In-field assessment will usually be designed after a desk review. A desk review will try to gather general knowledge about the historical, political,
and economic context of a particular community drawing on other assessments and available survey and index data (see discussion of assessment tools in Chapter 1).
While general assessments offer some indication of the state of corruption, they are not germane to the conversation of how police deal with corruption. It is difficult to find on-point police corruption assessments, and what is needed is help for donor teams to think through creating tools for their assessment. Ultimately, corruption assessments will be lacking if they do not engage in political economy analysis (see Box 3-2).
While PEA has been resurging in many sectors, and even USAID has an Applied PEA Framework to add value to their strategy and activities in a country, there is no guide available that describes how to apply PEA to police and corruption. There is a complication of “high-level corruption”, as a PEA in a given country may convey that police cannot tackle that level of corruption, but that does not mean it should not be more closely examined as an approach. It would be very promising to identify areas where opportunity exists for the police to engage in anti-corruption work, such as the example in Uganda outlined in Chapter 2.

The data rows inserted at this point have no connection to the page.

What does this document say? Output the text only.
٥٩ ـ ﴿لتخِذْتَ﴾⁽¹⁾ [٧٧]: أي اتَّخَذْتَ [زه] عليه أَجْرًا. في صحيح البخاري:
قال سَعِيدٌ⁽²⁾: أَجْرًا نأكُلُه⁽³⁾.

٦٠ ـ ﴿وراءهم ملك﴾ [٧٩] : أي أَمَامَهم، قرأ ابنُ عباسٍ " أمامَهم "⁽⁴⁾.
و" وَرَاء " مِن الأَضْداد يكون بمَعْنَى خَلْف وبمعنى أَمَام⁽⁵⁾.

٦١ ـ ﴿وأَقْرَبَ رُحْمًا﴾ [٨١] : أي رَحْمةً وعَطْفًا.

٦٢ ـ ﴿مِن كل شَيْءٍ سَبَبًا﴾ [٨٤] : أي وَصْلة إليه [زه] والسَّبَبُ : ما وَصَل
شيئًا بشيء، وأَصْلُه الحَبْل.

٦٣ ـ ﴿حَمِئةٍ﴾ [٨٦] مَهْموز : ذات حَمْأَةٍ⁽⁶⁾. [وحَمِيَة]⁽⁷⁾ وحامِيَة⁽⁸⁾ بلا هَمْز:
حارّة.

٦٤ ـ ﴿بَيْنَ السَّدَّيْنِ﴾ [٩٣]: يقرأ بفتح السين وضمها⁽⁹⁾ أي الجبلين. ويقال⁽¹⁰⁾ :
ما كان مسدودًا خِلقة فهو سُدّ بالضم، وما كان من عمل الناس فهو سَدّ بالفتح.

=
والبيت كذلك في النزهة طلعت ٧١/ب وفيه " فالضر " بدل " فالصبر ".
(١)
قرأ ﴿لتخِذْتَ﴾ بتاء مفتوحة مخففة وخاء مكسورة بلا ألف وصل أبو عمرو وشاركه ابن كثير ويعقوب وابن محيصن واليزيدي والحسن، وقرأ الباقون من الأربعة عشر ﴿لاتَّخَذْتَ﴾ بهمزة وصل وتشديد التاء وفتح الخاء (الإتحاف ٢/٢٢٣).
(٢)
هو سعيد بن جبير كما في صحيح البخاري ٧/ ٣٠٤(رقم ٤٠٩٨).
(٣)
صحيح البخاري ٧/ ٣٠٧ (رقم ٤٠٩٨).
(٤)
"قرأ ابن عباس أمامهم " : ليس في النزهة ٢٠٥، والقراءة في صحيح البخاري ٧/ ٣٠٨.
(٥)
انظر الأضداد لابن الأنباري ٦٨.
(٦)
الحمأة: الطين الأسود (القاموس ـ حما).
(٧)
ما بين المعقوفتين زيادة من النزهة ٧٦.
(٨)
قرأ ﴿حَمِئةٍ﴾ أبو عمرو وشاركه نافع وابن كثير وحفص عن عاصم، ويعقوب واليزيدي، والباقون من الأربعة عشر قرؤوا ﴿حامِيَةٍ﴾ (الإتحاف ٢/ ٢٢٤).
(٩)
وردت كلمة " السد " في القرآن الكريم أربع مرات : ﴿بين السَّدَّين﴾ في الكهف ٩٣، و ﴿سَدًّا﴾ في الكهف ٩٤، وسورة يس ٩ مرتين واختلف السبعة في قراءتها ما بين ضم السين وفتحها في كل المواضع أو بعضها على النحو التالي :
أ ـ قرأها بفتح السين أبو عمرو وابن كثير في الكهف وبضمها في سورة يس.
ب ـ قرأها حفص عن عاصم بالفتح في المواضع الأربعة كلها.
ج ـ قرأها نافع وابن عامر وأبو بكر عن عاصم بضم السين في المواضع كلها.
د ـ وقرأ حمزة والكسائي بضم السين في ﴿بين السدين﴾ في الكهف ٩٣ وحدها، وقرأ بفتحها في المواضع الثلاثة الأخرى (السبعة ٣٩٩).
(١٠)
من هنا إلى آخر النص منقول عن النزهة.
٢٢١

Likewise, USAID’s framework offers an example that PEA may guide an exploration of the kinds of changes that may be possible when new leaders who espouse a commitment to combatting corruption gain power in a system that has historically been grounded in patronage. But without knowing the subtle nuances of the culture and how sectors and institutions are interacting, these potential changes will be difficult to see. Tackling low-level corruption and achieving gains there can lay the foundation for building the political will and public demand necessary to tackle higher-level corruption.
RECOMMENDATION: INL should commission the development of a political economy analysis guidebook for anti-corruption work by a team of expert assessors, anti-corruption experts, and policing experts. The guidebook would be a tool to be applied to individual country assessments to inform understanding of the local dynamics affecting the integrity of the rule of law. While it would not specifically recommend courses of action, it could help to shape the discussion about what those choices might be.